J’ai d’abord pensé en faire un drame judiciaire, mais je me suis rendu compte que l’histoire ne pouvait être ainsi limitée. J’ai par la suite envisagé d’introduire Steven Turcott comme personnage principal, mais l’idée de mettre des mots dans la bouche de cet homme, de lui faire raconter « ce qu’il s’était vraiment passé », me paraissait arrogante, un affront. J’ai donc changé de perspective. J’étais fascinée par les enfants qui ont vécu de près ou de loin cette affaire et dont nombreux ont dû témoigner. J’ai donc décidé de créer un personnage fictif, une camarade de classe de Steven et de Lynne, et j’ai tenté d’imaginer l’histoire de son point de vue. Cette approche m’a permis d’explorer le sujet avec une plus grande liberté et d’adopter un plan émotionnel du début à la fin de l’histoire.

Que représente Sarah?

Je crois que si je devais analyser Sarah, j’en conclurais qu’elle nous représente tous, en tant que spectateurs. Au fur et à mesure que l’histoire progresse, nous pouvons nous mettre à sa place. Cela dit, en élaborant son personnage, j’avais en tête une jeune élève qui venait de perdre une camarade de classe de façon épouvantable, tandis qu’un autre de ses camarades avait presque été pendu à l’âge de quatorze ans. Elle n’avait pu dépendre des figures d’autorité dans sa vie.

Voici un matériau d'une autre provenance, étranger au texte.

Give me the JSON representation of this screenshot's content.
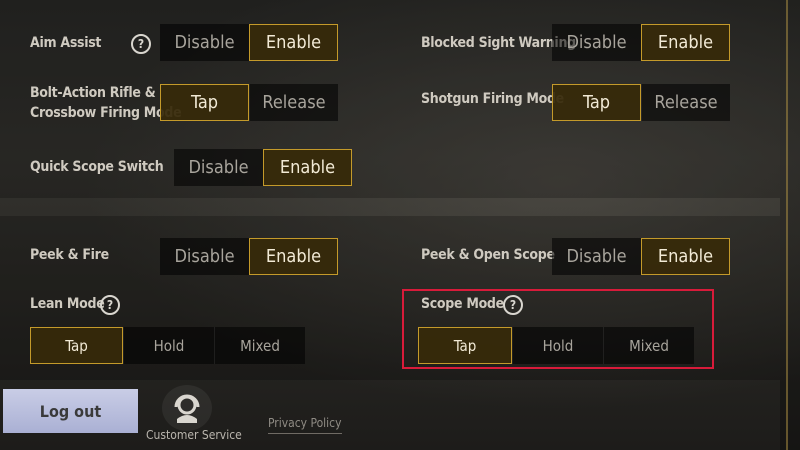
{
  "settings": {
    "aim_assist": {
      "label": "Aim Assist",
      "options": [
        "Disable",
        "Enable"
      ],
      "selected": "Enable"
    },
    "blocked_sight": {
      "label": "Blocked Sight Warning",
      "options": [
        "Disable",
        "Enable"
      ],
      "selected": "Enable"
    },
    "bolt_action": {
      "label_line1": "Bolt-Action Rifle &",
      "label_line2": "Crossbow Firing Mode",
      "options": [
        "Tap",
        "Release"
      ],
      "selected": "Tap"
    },
    "shotgun": {
      "label": "Shotgun Firing Mode",
      "options": [
        "Tap",
        "Release"
      ],
      "selected": "Tap"
    },
    "quick_scope": {
      "label": "Quick Scope Switch",
      "options": [
        "Disable",
        "Enable"
      ],
      "selected": "Enable"
    },
    "peek_fire": {
      "label": "Peek & Fire",
      "options": [
        "Disable",
        "Enable"
      ],
      "selected": "Enable"
    },
    "peek_scope": {
      "label": "Peek & Open Scope",
      "options": [
        "Disable",
        "Enable"
      ],
      "selected": "Enable"
    },
    "lean_mode": {
      "label": "Lean Mode",
      "options": [
        "Tap",
        "Hold",
        "Mixed"
      ],
      "selected": "Tap"
    },
    "scope_mode": {
      "label": "Scope Mode",
      "options": [
        "Tap",
        "Hold",
        "Mixed"
      ],
      "selected": "Tap"
    }
  },
  "help_glyph": "?",
  "footer": {
    "logout": "Log out",
    "customer_service": "Customer Service",
    "privacy_policy": "Privacy Policy"
  },
  "colors": {
    "accent": "#c49a2a",
    "highlight": "#d81b3a",
    "logout_bg": "#bcc1de"
  },
  "icons": {
    "help": "question-circle-icon",
    "customer_service": "headset-icon"
  }
}
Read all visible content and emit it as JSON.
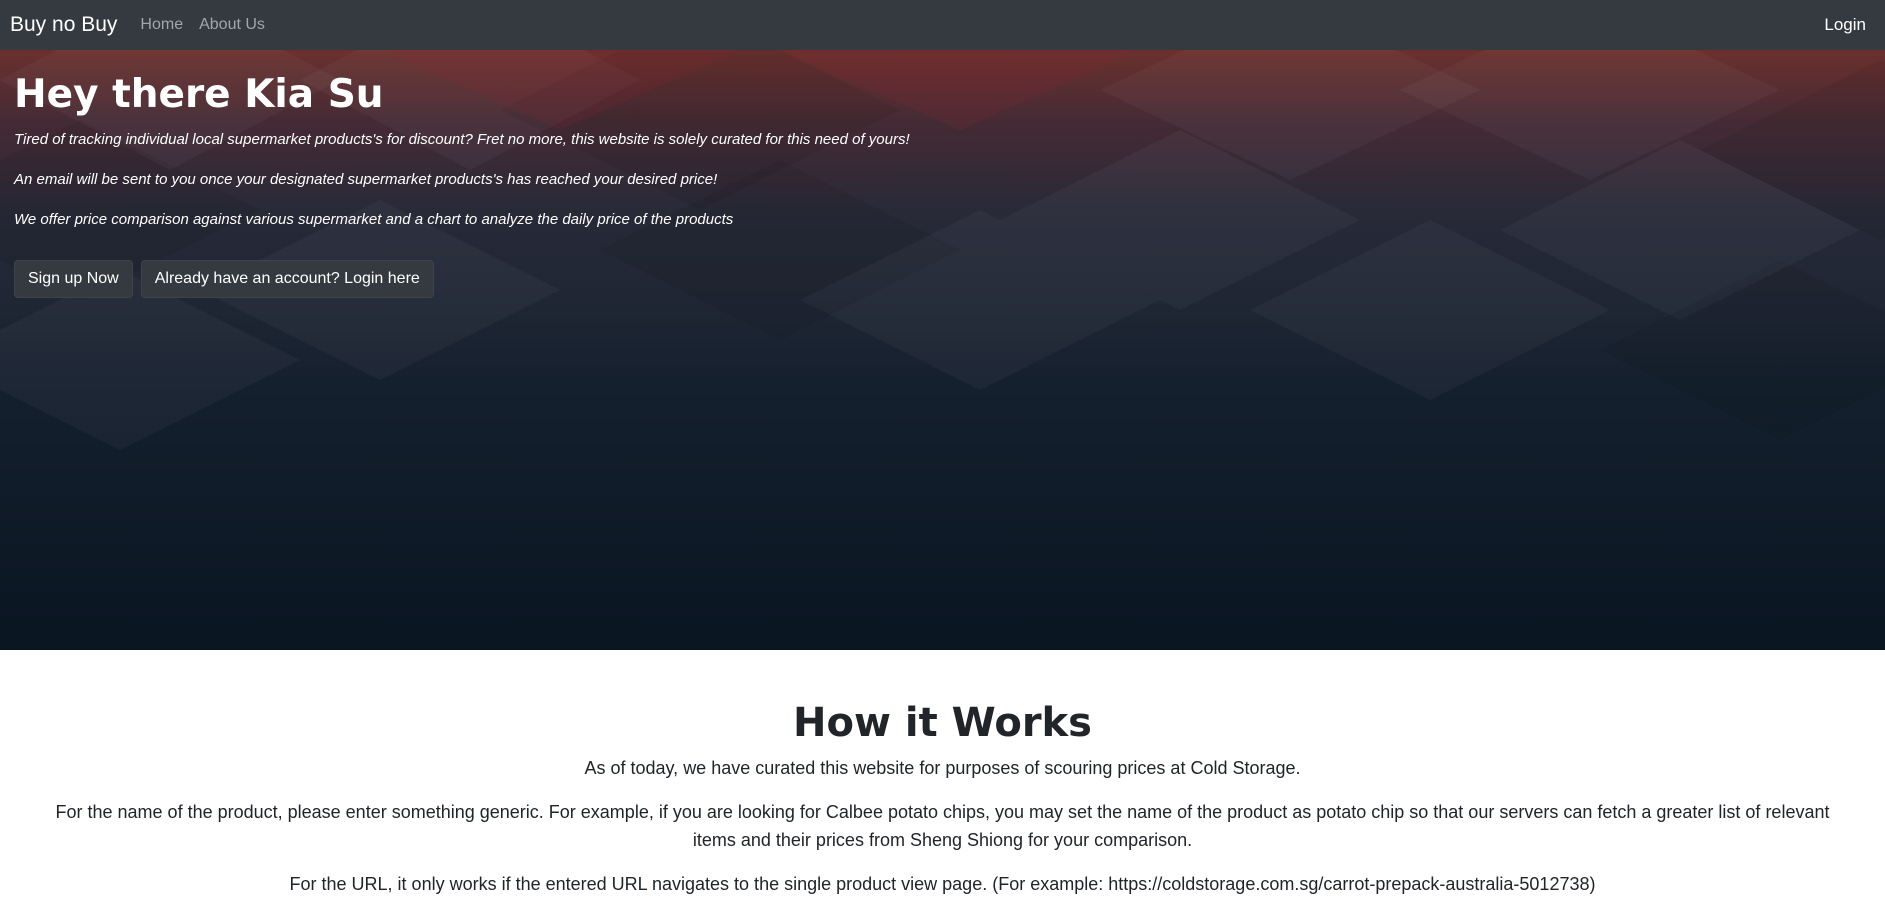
{
  "navbar": {
    "brand": "Buy no Buy",
    "links": [
      "Home",
      "About Us"
    ],
    "login": "Login",
    "background": "#343a40"
  },
  "hero": {
    "title": "Hey there Kia Su",
    "paragraphs": [
      "Tired of tracking individual local supermarket products's for discount? Fret no more, this website is solely curated for this need of yours!",
      "An email will be sent to you once your designated supermarket products's has reached your desired price!",
      "We offer price comparison against various supermarket and a chart to analyze the daily price of the products"
    ],
    "buttons": {
      "signup": "Sign up Now",
      "login": "Already have an account? Login here"
    }
  },
  "how": {
    "title": "How it Works",
    "paragraphs": [
      "As of today, we have curated this website for purposes of scouring prices at Cold Storage.",
      "For the name of the product, please enter something generic. For example, if you are looking for Calbee potato chips, you may set the name of the product as potato chip so that our servers can fetch a greater list of relevant items and their prices from Sheng Shiong for your comparison.",
      "For the URL, it only works if the entered URL navigates to the single product view page. (For example: https://coldstorage.com.sg/carrot-prepack-australia-5012738)"
    ]
  }
}
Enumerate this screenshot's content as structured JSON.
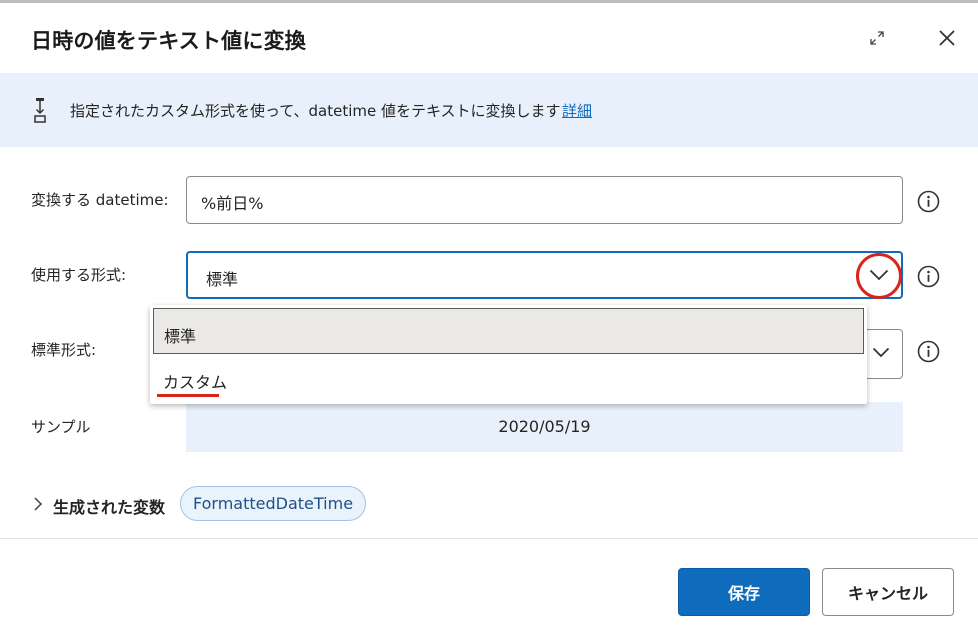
{
  "dialog": {
    "title": "日時の値をテキスト値に変換"
  },
  "banner": {
    "text": "指定されたカスタム形式を使って、datetime 値をテキストに変換します",
    "link": "詳細"
  },
  "fields": {
    "datetime": {
      "label": "変換する datetime:",
      "value": "%前日%"
    },
    "format": {
      "label": "使用する形式:",
      "value": "標準"
    },
    "standard_format": {
      "label": "標準形式:"
    },
    "sample": {
      "label": "サンプル",
      "value": "2020/05/19"
    }
  },
  "dropdown": {
    "options": [
      "標準",
      "カスタム"
    ],
    "selected": "標準"
  },
  "generated": {
    "label": "生成された変数",
    "variable": "FormattedDateTime"
  },
  "buttons": {
    "save": "保存",
    "cancel": "キャンセル"
  },
  "colors": {
    "accent": "#0f6cbd",
    "banner_bg": "#e8f1fb",
    "highlight_red": "#d9241c"
  },
  "icons": [
    "expand-icon",
    "close-icon",
    "flow-step-icon",
    "info-icon",
    "chevron-down-icon",
    "chevron-right-icon"
  ]
}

La journaliste indépendante Isabel LeBourdais faisait également partie intégrante d’Innocence Lost. Son œuvre The Trial of Steven Truscott est devenue un succès instantané au Canada en 1966.

Isabel LeBourdais était une femme remarquable. Plaidant inlassablement l’innocence de Steven Truscott, elle a tenu tête à la Police provinciale de l’Ontario, à l’armée, au système juridique, au monde de l’édition et à l’establishment, qui faisait obstacle à ses moindres démarches. Rares sont les femmes qui, en 1966, auraient marché sur les traces de cette pionnière.

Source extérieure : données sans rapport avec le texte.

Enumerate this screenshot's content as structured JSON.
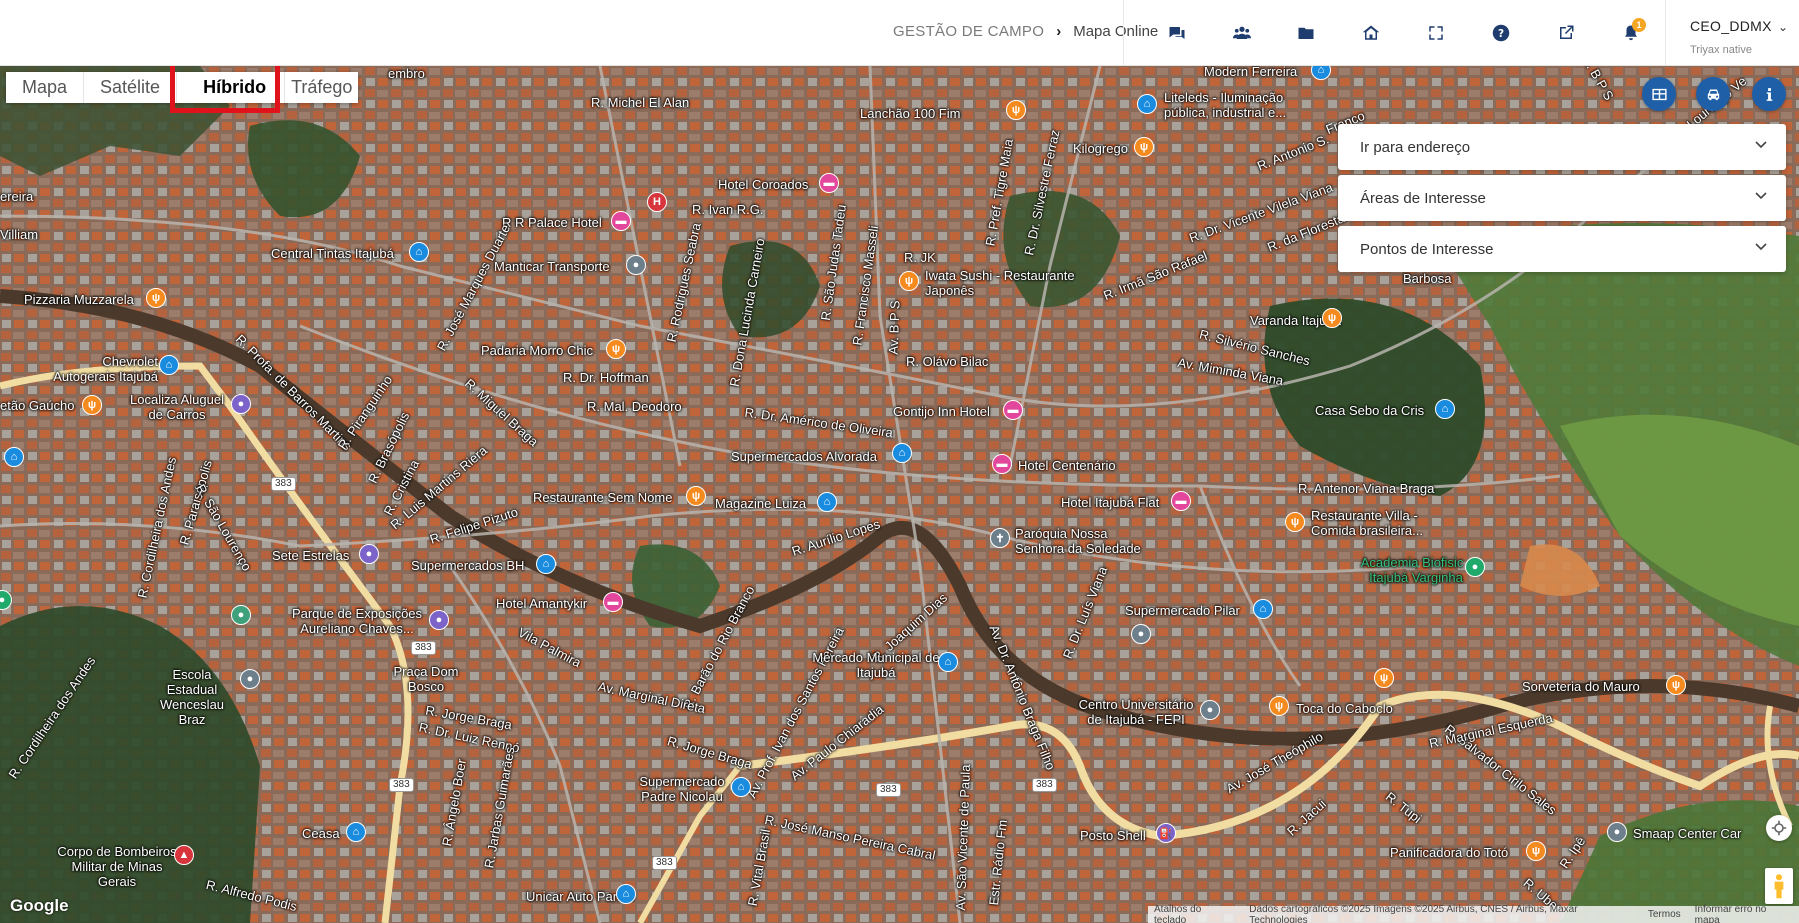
{
  "header": {
    "breadcrumb_root": "GESTÃO DE CAMPO",
    "breadcrumb_sep": "›",
    "breadcrumb_current": "Mapa Online",
    "icons": [
      "chat-icon",
      "users-icon",
      "folder-icon",
      "home-icon",
      "fullscreen-icon",
      "help-icon",
      "external-link-icon",
      "bell-icon"
    ],
    "notification_count": "1",
    "user_name": "CEO_DDMX",
    "user_sub": "Triyax native"
  },
  "map_types": [
    "Mapa",
    "Satélite",
    "Híbrido",
    "Tráfego"
  ],
  "map_type_selected": "Híbrido",
  "panels": {
    "address": "Ir para endereço",
    "areas": "Áreas de Interesse",
    "points": "Pontos de Interesse"
  },
  "streets": {
    "michel": "R. Michel El Alan",
    "ivan": "R. Ivan R.G.",
    "palace": "R R Palace Hotel",
    "marques": "R. José Marques Duarte",
    "rodrigues": "R. Rodrigues Seabra",
    "lucinda": "R. Dona Lucinda Carneiro",
    "tadeu": "R. São Judas Tadeu",
    "masseli": "R. Francisco Masseli",
    "bps": "Av. B P S",
    "jk": "R. JK",
    "tigre": "R. Pref. Tigre Maia",
    "silvestre": "R. Dr. Silvestre Ferraz",
    "rafael": "R. Irmã São Rafael",
    "vicente": "R. Dr. Vicente Vilela Viana",
    "antonio_s": "R. Antonio S.",
    "franco": "Franco",
    "dafloresta": "R. da Floresta",
    "barbosa": "Barbosa",
    "bilac": "R. Olávo Bilac",
    "hoffman": "R. Dr. Hoffman",
    "deodoro": "R. Mal. Deodoro",
    "americo": "R. Dr. Américo de Oliveira",
    "sanches": "R. Silvério Sanches",
    "miminda": "Av. Miminda Viana",
    "barros": "R. Profa. de Barros Martins",
    "piranguinho": "R. Piranguinho",
    "brasopolis": "R. Brasópolis",
    "cristina": "R. Cristina",
    "luis_martins": "R. Luis Martins Riera",
    "miguel": "R. Miguel Braga",
    "felipe": "R. Felipe Pizuto",
    "aurilio": "R. Aurílio Lopes",
    "antenor": "R. Antenor Viana Braga",
    "cordilheira_andes": "R. Cordilheira dos Andes",
    "paraisopolis": "R. Paraisópolis",
    "sao_lourenco": "R. São Lourenço",
    "vila_palmira": "Vila Palmira",
    "barao": "R. Barão do Rio Branco",
    "joaquim": "R. Joaquim Dias",
    "marginal_direta": "Av. Marginal Direta",
    "ivan_santos": "Av. Prof. Ivan dos Santos Pereira",
    "paulo": "Av. Paulo Chiaradia",
    "antonio_braga": "Av. Dr. Antônio Braga Filho",
    "luis_viana": "R. Dr. Luís Viana",
    "jorge": "R. Jorge Braga",
    "jorge2": "R. Jorge Braga",
    "luiz_renno": "R. Dr. Luiz Rennó",
    "cordilheira2": "R. Cordilheira dos Andes",
    "angelo": "R. Ângelo Boer",
    "jarbas": "R. Jarbas Guimarães",
    "manso": "R. José Manso Pereira Cabral",
    "vital": "R. Vital Brasil",
    "sao_vicente": "Av. São Vicente de Paula",
    "radio": "Estr. Rádio Fm",
    "theophilo": "Av. José Theóphilo",
    "jacui": "R. Jacui",
    "tupi": "R. Tupi",
    "cirilo": "R. Salvador Cirilo Sales",
    "marginal_esquerda": "R. Marginal Esquerda",
    "ipe": "R. Ipê",
    "uber": "R. Uber",
    "agripo": "R. Alfredo Podis",
    "praca": "Praça Dom Bosco",
    "ereira": "ereira",
    "villiam": "Villiam",
    "embro": "embro",
    "lourenco": "Lourenço Ve",
    "rbps": "R. B P S"
  },
  "road_shields": [
    "383",
    "383",
    "383",
    "383",
    "383",
    "383"
  ],
  "pois": {
    "central_tintas": "Central Tintas Itajubá",
    "manticar": "Manticar Transporte",
    "pizzaria": "Pizzaria Muzzarela",
    "hotel_coroados": "Hotel Coroados",
    "lanchao": "Lanchão 100 Fim",
    "kilogrego": "Kilogrego",
    "liteleds": "Liteleds - Iluminação pública, industrial e...",
    "modern_ferreira": "Modern Ferreira",
    "iwata": "Iwata Sushi - Restaurante Japonês",
    "varanda": "Varanda Itajubá",
    "padaria": "Padaria Morro Chic",
    "chevrolet": "Chevrolet Autogerais Itajubá",
    "tao_gaucho": "etão Gaúcho",
    "localiza": "Localiza Aluguel de Carros",
    "gontijo": "Gontijo Inn Hotel",
    "casa_sebo": "Casa Sebo da Cris",
    "supermercados_alvorada": "Supermercados Alvorada",
    "hotel_centenario": "Hotel Centenário",
    "restaurante_sem_nome": "Restaurante Sem Nome",
    "magazine": "Magazine Luiza",
    "hotel_itajuba_flat": "Hotel Itajubá Flat",
    "restaurante_villa": "Restaurante Villa - Comida brasileira...",
    "paroquia": "Paróquia Nossa Senhora da Soledade",
    "academia": "Academia Biofisic - Itajubá Varginha",
    "sete_estrelas": "Sete Estrelas",
    "supermercados_bh": "Supermercados BH",
    "hotel_amantykir": "Hotel Amantykir",
    "parque": "Parque de Exposições Aureliano Chaves...",
    "supermercado_pilar": "Supermercado Pilar",
    "escola": "Escola Estadual Wenceslau Braz",
    "mercado": "Mercado Municipal de Itajubá",
    "sorveteria": "Sorveteria do Mauro",
    "centro": "Centro Universitário de Itajubá - FEPI",
    "toca": "Toca do Caboclo",
    "supermercado_padre": "Supermercado Padre Nicolau",
    "ceasa": "Ceasa",
    "corpo_bombeiros": "Corpo de Bombeiros Militar de Minas Gerais",
    "posto_shell": "Posto Shell",
    "panificadora": "Panificadora do Totó",
    "smaap": "Smaap Center Car",
    "unicar": "Unicar Auto Partes"
  },
  "footer": {
    "google": "Google",
    "shortcuts": "Atalhos do teclado",
    "data": "Dados cartográficos ©2025 Imagens ©2025 Airbus, CNES / Airbus, Maxar Technologies",
    "terms": "Termos",
    "report": "Informar erro no mapa"
  },
  "colors": {
    "accent": "#1f5fa8",
    "highlight": "#e0121c",
    "food": "#f58a1f",
    "shop": "#1a8ce0",
    "hotel": "#e2479b"
  }
}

Le journaliste Julian Sher a également proclamé l’innocence de Steven Truscott. Son documentaire, diffusé à l’émission The Fifth Estate en 2000 sur le réseau CBC, ainsi que son livre intitulé Until You Are Dead, publié l’année suivante, rassemblaient des preuves qui ont contribué à l’acquittement de Steven Truscott. Quelle importance attachez-vous à ces sources?

La plus haute importance. Le documentaire diffusé à l’émission The Fifth Estate est exceptionnel – le film est toujours disponible sur le site Web du réseau CBC. Et le livre de Julian Sher est d’autant plus excellent qu’il constitue l’ouvrage le plus complet sur l’affaire. Ceci étant, j’ai voulu effectuer mes propres recherches et mettre sur pied une version bien à moi de l’histoire. J’ai donc parcouru la route du comté à pied, je me suis arrêtée sur le pont et j’ai tenté de recréer le drame de 1959, un instant à la fois.

Qu’espérez-vous inculquer dans l’esprit des auditoires de Montréal et d’Ottawa avec la pièce Innocence Lost?

J’espère qu’ils seront divertis par la pièce et qu’elle soulèvera chez eux d’importantes questions. J’espère qu’ils en apprendront davantage sur cette période tragique de l’histoire canadienne, mais j’espère aussi qu’ils étudieront nos collectivités et notre système judiciaire d’un nouvel œil. J’espère qu’ils sauront les remettre en question, si besoin est, et défendre une cause juste lorsqu’elle se présente à eux. Mais voilà un défi de taille.   

Suzanne Shugar est une journaliste et une communicatrice de Montréal, ainsi que rédactrice Web et chargée des relations publiques au Centaur Theatre. Cet entretien est diffusé avec l’autorisation du Centaur Theatre.